Judging by the first episode of the CW’s newest superhero show Black Lightning, showrunner Salim Akil seems to want to focus on nuance. There are a number of small touches in this premiere that go beyond the standard good guy-vs-bad guy dynamic, and also call attention to real-world issues that don’t make it feel as if the message is being force-fed to the audience.
Of course, that isn’t to say the surface-level comic book storytelling of the show isn’t entertaining. Not only does it clear that bar, it blends rather well with the themes the writers want to address. The town of Freeland feels surprisingly more realistic than many of the shows in CW’s Arrowverse. While it’s never quite as graphic as some of the Marvel Netflix shows, it has an intensity to its tone that wouldn’t feel out of place in one.

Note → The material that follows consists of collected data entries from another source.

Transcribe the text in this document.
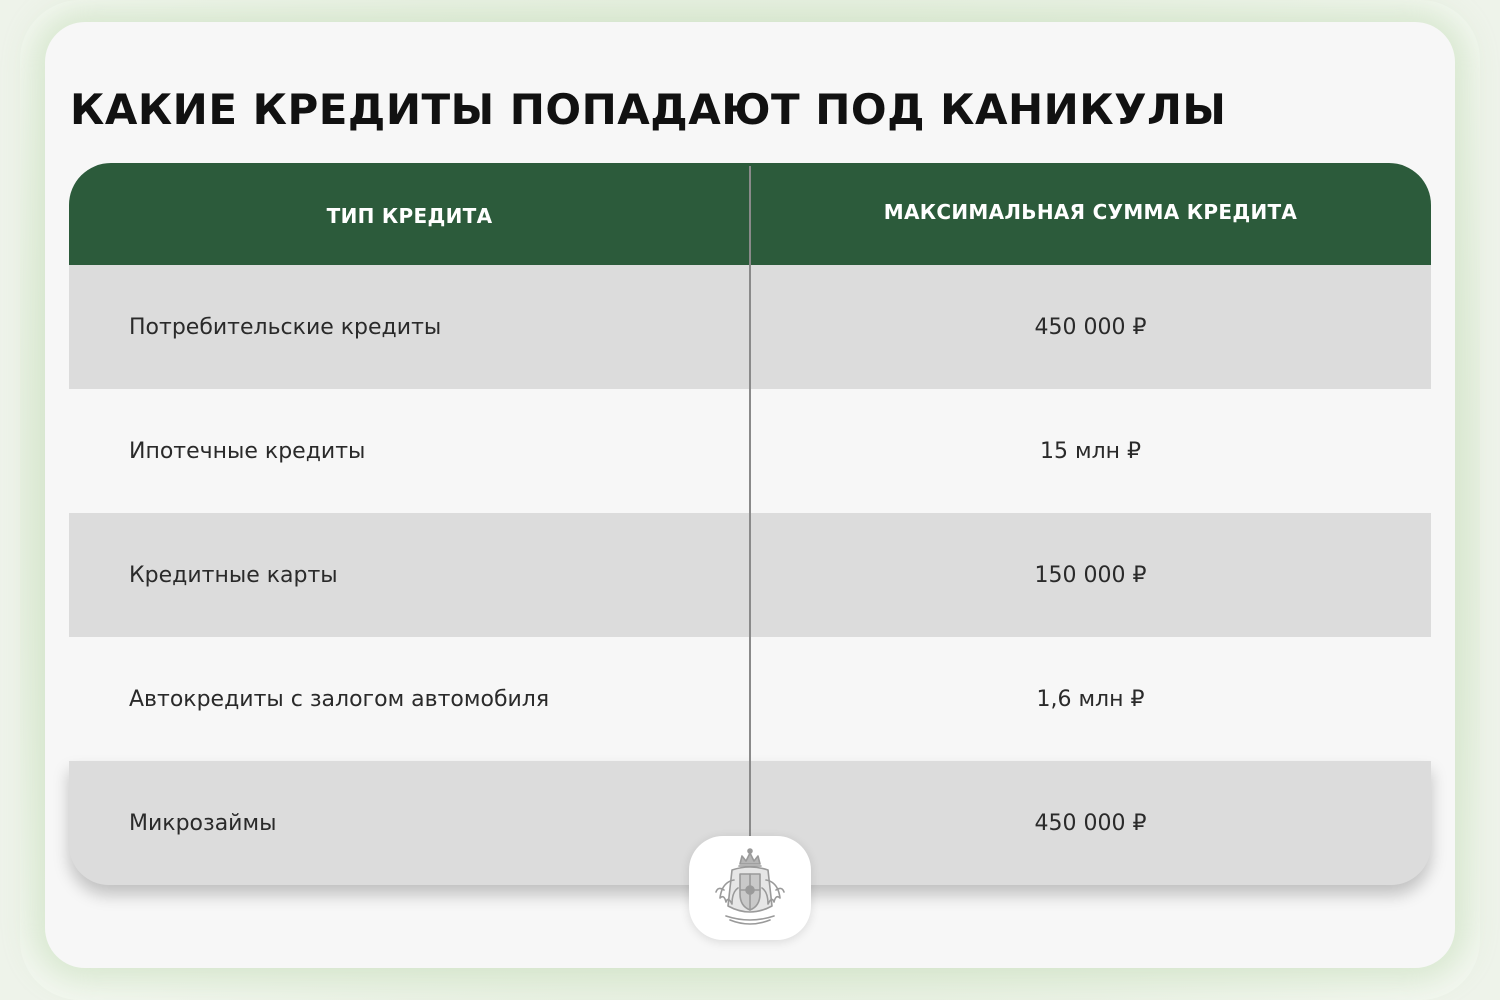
КАКИЕ КРЕДИТЫ ПОПАДАЮТ ПОД КАНИКУЛЫ
ТИП КРЕДИТА	МАКСИМАЛЬНАЯ СУММА КРЕДИТА
Потребительские кредиты	450 000 ₽
Ипотечные кредиты	15 млн ₽
Кредитные карты	150 000 ₽
Автокредиты с залогом автомобиля	1,6 млн ₽
Микрозаймы	450 000 ₽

Cress Williams is a very appealing leading man as Jefferson Pierce, a principal at Garfield High School (I’m fairly certain it’s named after the U.S. president and not the cartoon cat) who can seemingly only watch with regret as his school and community are overtaken by violence and crime. The 100 Gang are a constant, omnipresent threat, led by a very intimidating figure named Tobias Whale (Marvin “Krondon” Jones II). I don’t know anything about this dude yet, but he seems super badass and I hope he’s got a backstory as cool as how he comes off.
Despite the pleas of his tailor friend Peter Gambi (James Remar), Pierce isn’t keen on the idea of bringing back his old superhero moniker Black Lightning. The ability to transform your body into electricity and manipulate it doesn’t make your life easier, especially when your crimefighting takes its toll on your family life.

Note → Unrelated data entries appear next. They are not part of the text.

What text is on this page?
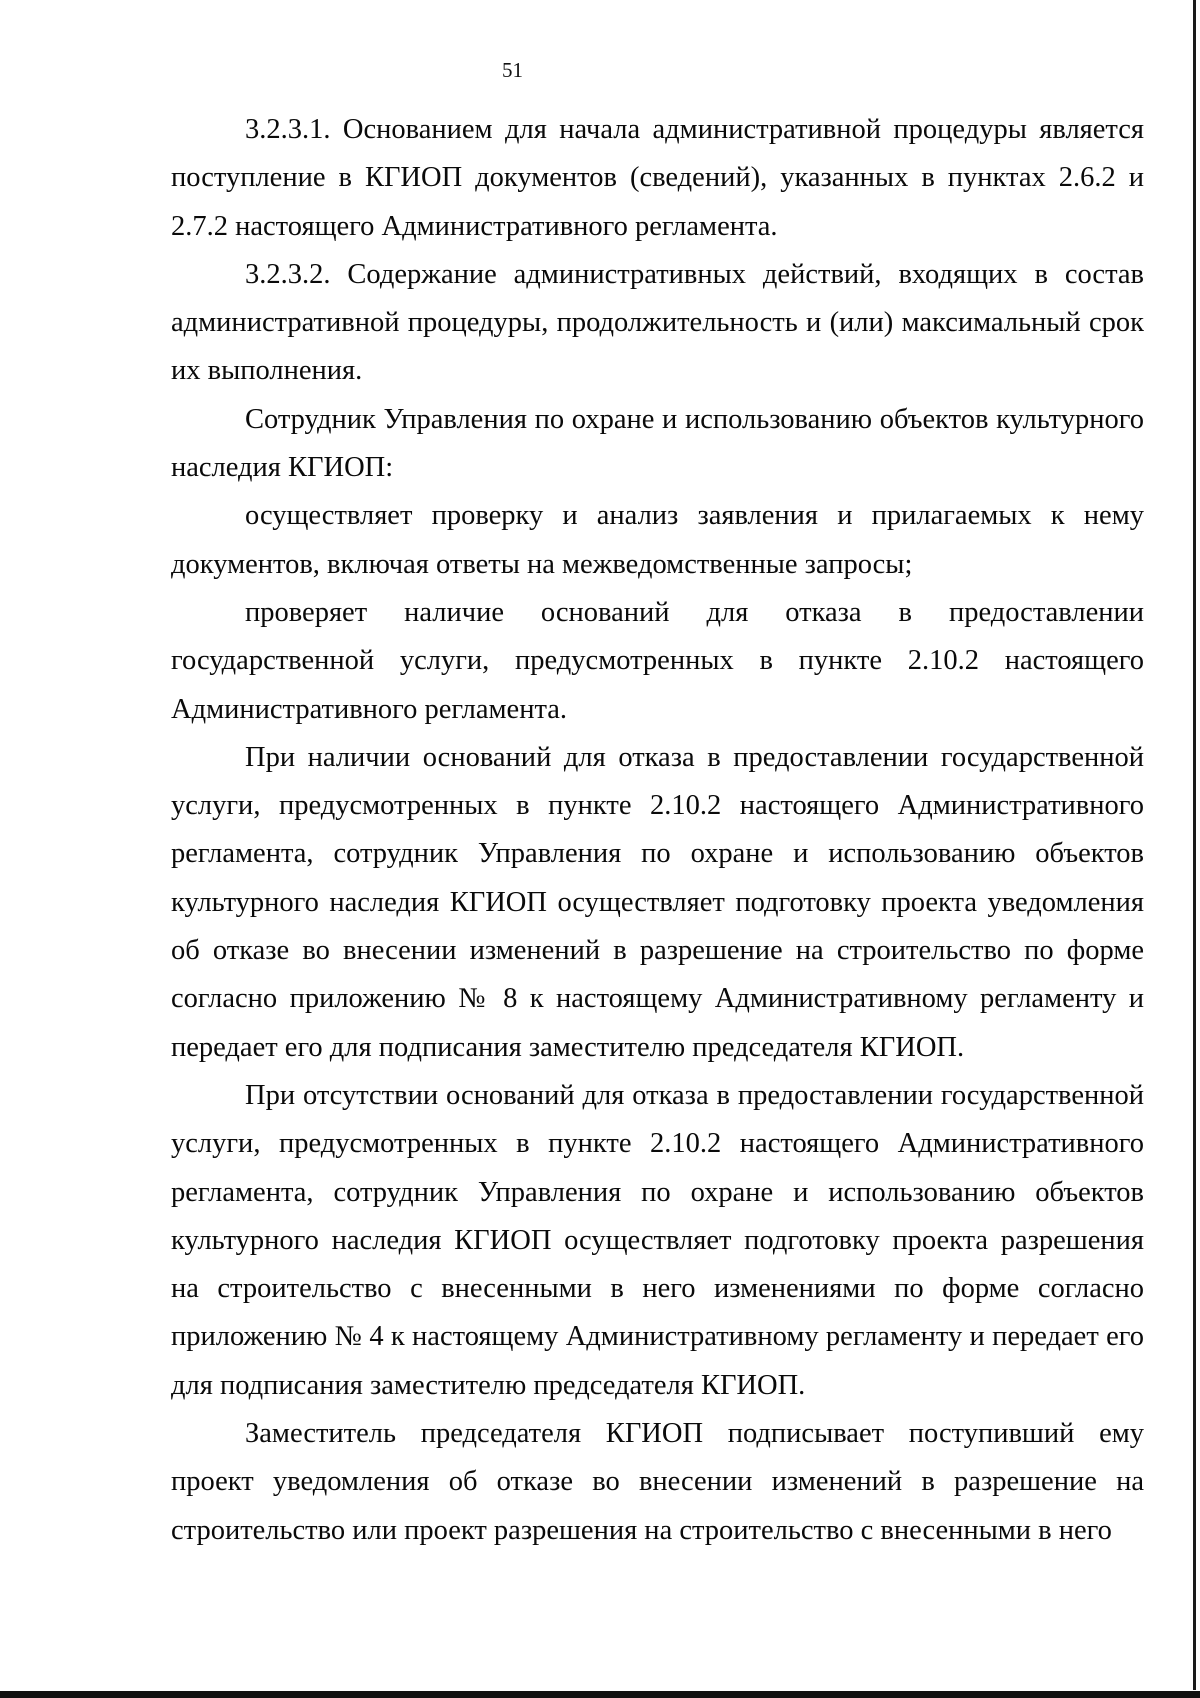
51

3.2.3.1. Основанием для начала административной процедуры является поступление в КГИОП документов (сведений), указанных в пунктах 2.6.2 и 2.7.2 настоящего Административного регламента.

3.2.3.2. Содержание административных действий, входящих в состав административной процедуры, продолжительность и (или) максимальный срок их выполнения.

Сотрудник Управления по охране и использованию объектов культурного наследия КГИОП:

осуществляет проверку и анализ заявления и прилагаемых к нему документов, включая ответы на межведомственные запросы;

проверяет наличие оснований для отказа в предоставлении государственной услуги, предусмотренных в пункте 2.10.2 настоящего Административного регламента.

При наличии оснований для отказа в предоставлении государственной услуги, предусмотренных в пункте 2.10.2 настоящего Административного регламента, сотрудник Управления по охране и использованию объектов культурного наследия КГИОП осуществляет подготовку проекта уведомления об отказе во внесении изменений в разрешение на строительство по форме согласно приложению № 8 к настоящему Административному регламенту и передает его для подписания заместителю председателя КГИОП.

При отсутствии оснований для отказа в предоставлении государственной услуги, предусмотренных в пункте 2.10.2 настоящего Административного регламента, сотрудник Управления по охране и использованию объектов культурного наследия КГИОП осуществляет подготовку проекта разрешения на строительство с внесенными в него изменениями по форме согласно приложению № 4 к настоящему Административному регламенту и передает его для подписания заместителю председателя КГИОП.

Заместитель председателя КГИОП подписывает поступивший ему проект уведомления об отказе во внесении изменений в разрешение на строительство или проект разрешения на строительство с внесенными в него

As Pierce’s ex-wife Lynn Stewart, Christine Adams has a very effective performance and a great poignant rapport with Williams. She understands how important Black Lightning is to the community, but she can’t stand to see him nurse his bloody wounds in the bathroom every night.
When Jefferson’s rebellious daughter Jennifer (China Anne McClain) gets in hot water at the 100 Gang’s club (after flirting with who turns out to be perhaps the stupidest, and I mean the DUMBEST henchman I’ve seen in a while), Pierce has no choice but to once again unleash his powers and start hitting people with his fists as opposed to his brain.
While he’s able to restrain his electric energy while he and his oldest daughter Anissa (Nafessa Williams) are racially profiled by Freeland police officers in a very scary early scene, two equally bigoted cops and their cruiser aren’t as lucky later in the episode. There’s an undercurrent of systemic racism in the town that isn’t excessively lamp-shaded by the characters, but the story is always keenly aware of it.
Given everything that’s happened up to this point, the vicious way in which Black Lightning tears into the 100 Gang is pretty understandable. He’s a gruff but extremely loving and committed father, and his affection for his family is apparent even when he argues with them. It’s an interesting dynamic that extends to the other characters, like when Anissa plays the angry responsible sibling to Jennifer as confiscates her phone. Even with all of the tension and drama occurring, the show has a warmth to it that keeps it from feeling needlessly bleak.
We don’t have crystal balls, so I can’t guarantee Black Lightning is an automatic home run for the CW, but this pilot wasn’t a disappointment by any stretch. It really feels like a strikingly different series than most of the other superhero shows on the network, and I was always engaged in the performances, so I’d say check it out if you haven’t seen it yet. It was fun and sophisticated enough to earn my attention going forward.